Lang-led Americans set for finals

From wire reports

BEIJING – One more win, and “Jenny” Lang Ping becomes a volleyball savior again.

The U.S. women’s indoor volleyball team dismantled Cuba 3-0 in Thursday’s semifinals of the Beijing Games to secure its first Olympic medal in 16 years and move within a victory of its first gold.

A 25-20, 25-16, 25-17 triumph that lasted 73 minutes puts the No. 4 Americans into the gold-medal match Saturday against No. 1 Brazil, a 3-0 winner over No. 7 China.

As a player, Lang, 47, helped China to a gold with an upset of the U.S. at the 1984 Los Angeles Games. As a coach, she led China to a silver at the 1996 Atlanta Games.

“It’s unbelievable,” Lang said after a wild celebration in which she ran around the court, screaming and hugging anyone in red, white and blue.

Belief turned into reality when No. 3 Cuba, the 2004 Olympic bronze medalists and three-time Olympic champions, collapsed under uncharacteristic mistakes, 10 days after beating the U.S. 3-0 in pool play.

The Americans never trailed by more than a point in the first. They ran away with the second on a 9-3 spurt. And players partied in the third with a 21-15 lead.

“I was surprised about the amount of serves they were missing and the errors they were making,” Kim Glass said. “That came with us keeping the pressure. That tends to happen when you start passing their (serves) so easy. They want to serve harder, or they try to take a little bit off, and it becomes too easy.”
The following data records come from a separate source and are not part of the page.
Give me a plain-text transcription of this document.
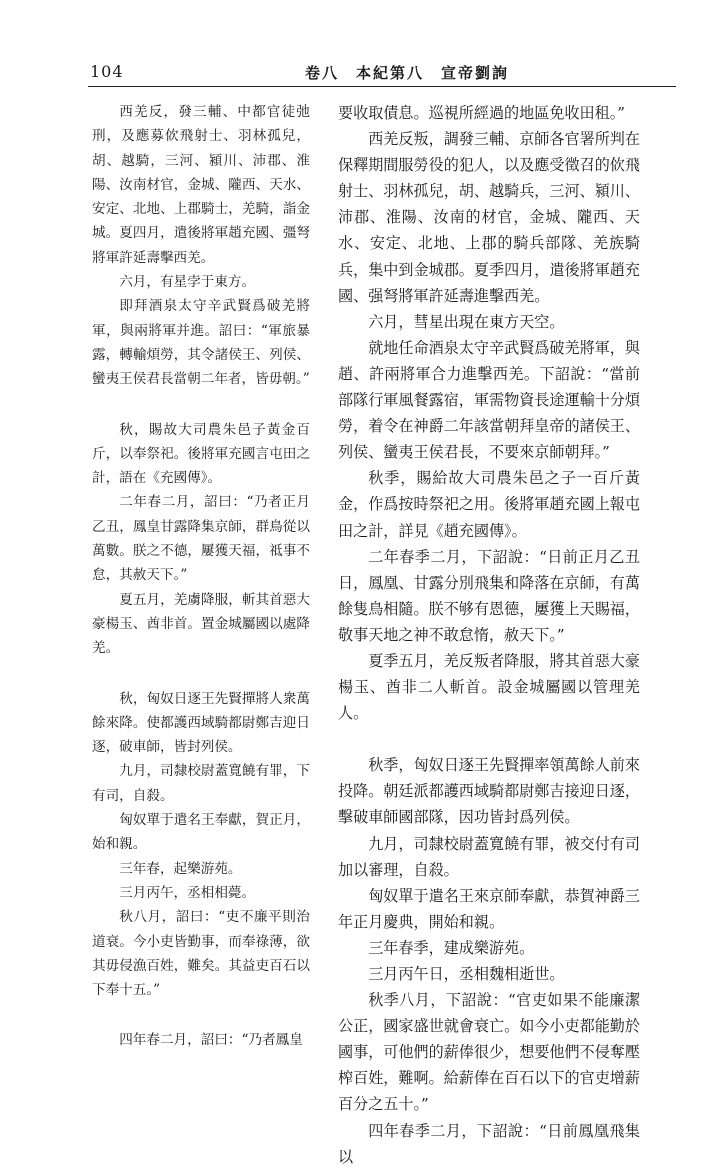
104	卷八　本紀第八　宣帝劉詢

西羌反，發三輔、中都官徒弛刑，及應募佽飛射士、羽林孤兒，胡、越騎，三河、潁川、沛郡、淮陽、汝南材官，金城、隴西、天水、安定、北地、上郡騎士，羌騎，詣金城。夏四月，遣後將軍趙充國、彊弩將軍許延壽擊西羌。

六月，有星孛于東方。

即拜酒泉太守辛武賢爲破羌將軍，與兩將軍并進。詔曰：“軍旅暴露，轉輸煩勞，其令諸侯王、列侯、蠻夷王侯君長當朝二年者，皆毋朝。”

秋，賜故大司農朱邑子黃金百斤，以奉祭祀。後將軍充國言屯田之計，語在《充國傳》。

二年春二月，詔曰：“乃者正月乙丑，鳳皇甘露降集京師，群鳥從以萬數。朕之不德，屢獲天福，祗事不怠，其赦天下。”

夏五月，羌虜降服，斬其首惡大豪楊玉、酋非首。置金城屬國以處降羌。

秋，匈奴日逐王先賢撣將人衆萬餘來降。使都護西域騎都尉鄭吉迎日逐，破車師，皆封列侯。

九月，司隸校尉蓋寬饒有罪，下有司，自殺。

匈奴單于遣名王奉獻，賀正月，始和親。

三年春，起樂游苑。

三月丙午，丞相相薨。

秋八月，詔曰：“吏不廉平則治道衰。今小吏皆勤事，而奉祿薄，欲其毋侵漁百姓，難矣。其益吏百石以下奉十五。”

四年春二月，詔曰：“乃者鳳皇

要收取債息。巡視所經過的地區免收田租。”

西羌反叛，調發三輔、京師各官署所判在保釋期間服勞役的犯人，以及應受徵召的佽飛射士、羽林孤兒，胡、越騎兵，三河、潁川、沛郡、淮陽、汝南的材官，金城、隴西、天水、安定、北地、上郡的騎兵部隊、羌族騎兵，集中到金城郡。夏季四月，遣後將軍趙充國、强弩將軍許延壽進擊西羌。

六月，彗星出現在東方天空。

就地任命酒泉太守辛武賢爲破羌將軍，與趙、許兩將軍合力進擊西羌。下詔說：“當前部隊行軍風餐露宿，軍需物資長途運輸十分煩勞，着令在神爵二年該當朝拜皇帝的諸侯王、列侯、蠻夷王侯君長，不要來京師朝拜。”

秋季，賜給故大司農朱邑之子一百斤黃金，作爲按時祭祀之用。後將軍趙充國上報屯田之計，詳見《趙充國傳》。

二年春季二月，下詔說：“日前正月乙丑日，鳳凰、甘露分別飛集和降落在京師，有萬餘隻鳥相隨。朕不够有恩德，屢獲上天賜福，敬事天地之神不敢怠惰，赦天下。”

夏季五月，羌反叛者降服，將其首惡大豪楊玉、酋非二人斬首。設金城屬國以管理羌人。

秋季，匈奴日逐王先賢撣率領萬餘人前來投降。朝廷派都護西域騎都尉鄭吉接迎日逐，擊破車師國部隊，因功皆封爲列侯。

九月，司隸校尉蓋寬饒有罪，被交付有司加以審理，自殺。

匈奴單于遣名王來京師奉獻，恭賀神爵三年正月慶典，開始和親。

三年春季，建成樂游苑。

三月丙午日，丞相魏相逝世。

秋季八月，下詔說：“官吏如果不能廉潔公正，國家盛世就會衰亡。如今小吏都能勤於國事，可他們的薪俸很少，想要他們不侵奪壓榨百姓，難啊。給薪俸在百石以下的官吏增薪百分之五十。”

四年春季二月，下詔說：“日前鳳凰飛集以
In their last meeting, Brazil topped the U.S. in three sets at the World Grand Prix. The U.S. dropped two of three exhibition matches against Brazil in June at the OTC.

“We’re going to get the gold,” Lindsey Berg said. “Silver is good. But why not get the gold?”

Since China is eliminated from gold-medal contention, most fans in attendance probably will root for the U.S. because of Lang, so popular here she can’t go shopping, catch a movie or walk down the street without being hounded for autographs.

“I’m more happy for the players,” Lang said. “It’s not because I’m not happy. It’s more for the players. It’s their dream.”

Track and field

Dee Dee Trotter will run the anchor leg for the U.S. women in tonight’s preliminary round of the 1,600-meter relay.

The announced lineup also included, in order, Mary Wineberg, Monique Henderson and Natasha Hastings.

Wineberg and Trotter failed to make to the finals at 400 meters. Henderson and Hastings were part of the U.S. team’s relay pool.

The U.S. men’s team was to be announced later.